On April 7, during an online coordination meeting organized by the U.S. Agency for International Development (USAID), donors and implementers of the international technical aid projects operating in the Rule of Law area learned about the history and results of the implementation of the Rule of Law Certificate Program. The Certificate Program was developed and has been administered by the Yaroslav Mudryi National Law University in cooperation with the University of South Carolina (USA) with support from the USAID New Justice Program for the third year in a row.
This is the first and, so far, the only comprehensive certificate program in Ukraine to enhance the understanding and improving the skills of the practical application of the rule of law principles by legal professionals. Its participants are representatives of different legal areas: judges, court staff, attorneys, prosecutors, investigators, lawyers of non-governmental organizations, civil servants, undergraduate and post-graduate students at law schools, etc. Participation in the Certificate Program not only lets them share their experience and get a better understanding of each other’s work but also develops during discussions a common view of the practical application of some components of the rule of law principle in its application for solving a broad range of legal problems.

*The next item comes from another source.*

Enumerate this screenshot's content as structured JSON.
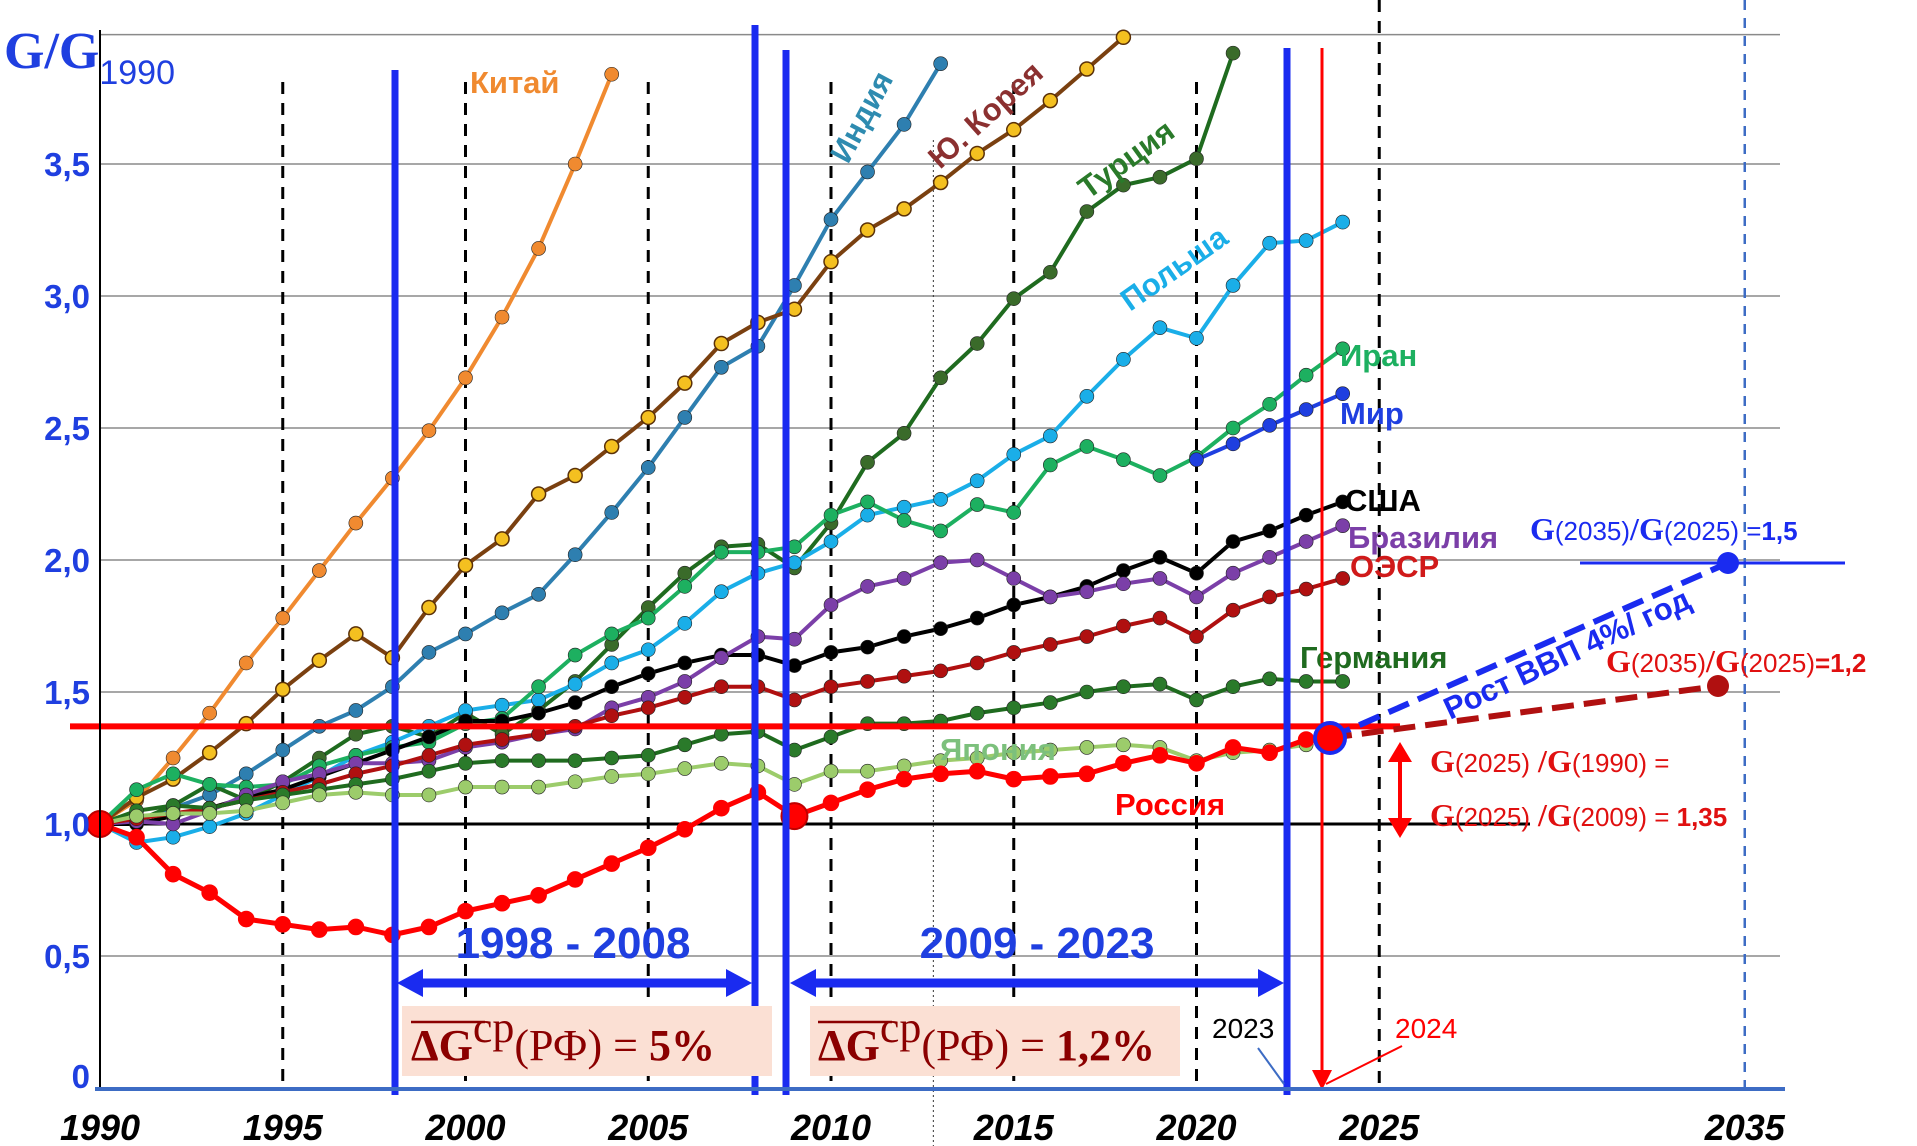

In this period, 59 legal professionals selected on a competitive basis from among more than 500 applicants from all over Ukraine have successfully passed training and received a joint certificate from Ukrainian and American universities. Currently, the third round of the Certificate Program for another 30 participants is being launched.
At the beginning of implementation of the Certificate Program, I faced the opinion that only judges are knowledgeable about the rule of law principle and possibilities of its application in specific legal cases. Therefore, the aim of this Program was to transform rule of law into a practical tool for different categories of legal professionals,” said one of developers of the Program, Vice-Rector for Academic Issues of the Yaroslav Mudryi National Law University Yurii Barabash.
He also mentioned that teaching rule of law in terms of practical application guarantees positive changes in systems of law application and administration of justice since it allows incumbent legal professionals to fill the gaps in their own knowledge of the rule of law and gain insight into legal processes. An important stimulus to continue the Rule of Law Certificate Program is that based on it, national legal professionals develop new skills needed to bring about positive changes in society. On behalf of the Certificate Program faculty, Mr. Barabash expressed gratitude to the partners – USAID New Justice Program and the University of South Carolina – for their trust and possibility to develop the Program.
Deputy Executive Director of the Rule of Law Collaborative at the University of South Carolina (USA) Steven Austermiller talked about the lessons learned from designing and implementing the Rule of Law Certificate Program. He underscored that close cooperation with Ukrainian faculty with allowance for local legal context and cultural differences helped to develop a program that turned out to be efficient and effective.
An important component of its success has become the environment of equality when participants not only listen to lectures but also feel that faculty treat them as colleagues from whom they can also learn a lot. Every year the Certificate Program is updated and improved based on feedback from its graduates. The Certificate Program team introduces changes into training modules and adds topical subjects and examples of legal precedents for discussion. This year, due to the pandemic, the program’s format has also changed – it will be taught online only.
We will definitely miss “live” discussions, but I am sure that everything will go well, and we will all learn something new. I look forward to working with my colleagues from the USAID New Justice Program and Kharkiv again,” pointed out Steven Austermiller.
Certificate Program graduates – Judge of the High Anti-Corruption Court Vira Mykhailenko, and Authorized Officer of the National Agency for the Prevention of Corruption Yurii Sverba – also shared their impressions of participating in the Program.
I am grateful that such program exists in Ukraine and for my participation in it because under present conditions of regulation of social relations we all got used to the fact that rule of law exists but only as a theoretical structure. And in this Program faculty put effort into demonstrating to representatives of various legal professions that rule of law is a practical notion that can be applied in different spheres of legal activity,” mentioned Vira Mykhailenko.
After a two-week training, each participant must demonstrate obtained knowledge and skills in their own capstone project to solve a specific practical problem in the field of the rule of law in Ukraine.
My capstone project was related to eliminating artificial obstacles facing some categories of persons, in particular, incapable persons, in accessing free legal aid. Because now such persons have a right to apply to the court on their own, however, they do not have a right to apply for free secondary legal aid. Basically, we are talking about 40 thousand Ukrainian citizens who are deprived of the right to free secondary legal aid because of artificial obstacles which can be eliminated only by adopting a relevant law,” told Yurii Sverba who drafted the law which is currently registered at the Verkhova Rada.
As Yurii Barabash has mentioned, the Certificate Program team recognizes the need to work on ensuring its sustainability; therefore, they are preparing a teaching manual and are interested in cooperation with other educational and legal institutions to further implement the Program to engage a broader audience. At the meeting, Vice-Rector for Research Work of the National School of Judges (NSJ) Natalia Shuklina expressed readiness for cooperation. At present, NSJ is responsible for ongoing training of judges and court staff and employees of the State Security Service, so it can cover the audience of more than 30 thousand employees, which will facilitate broader dissemination of the Program’s outputs.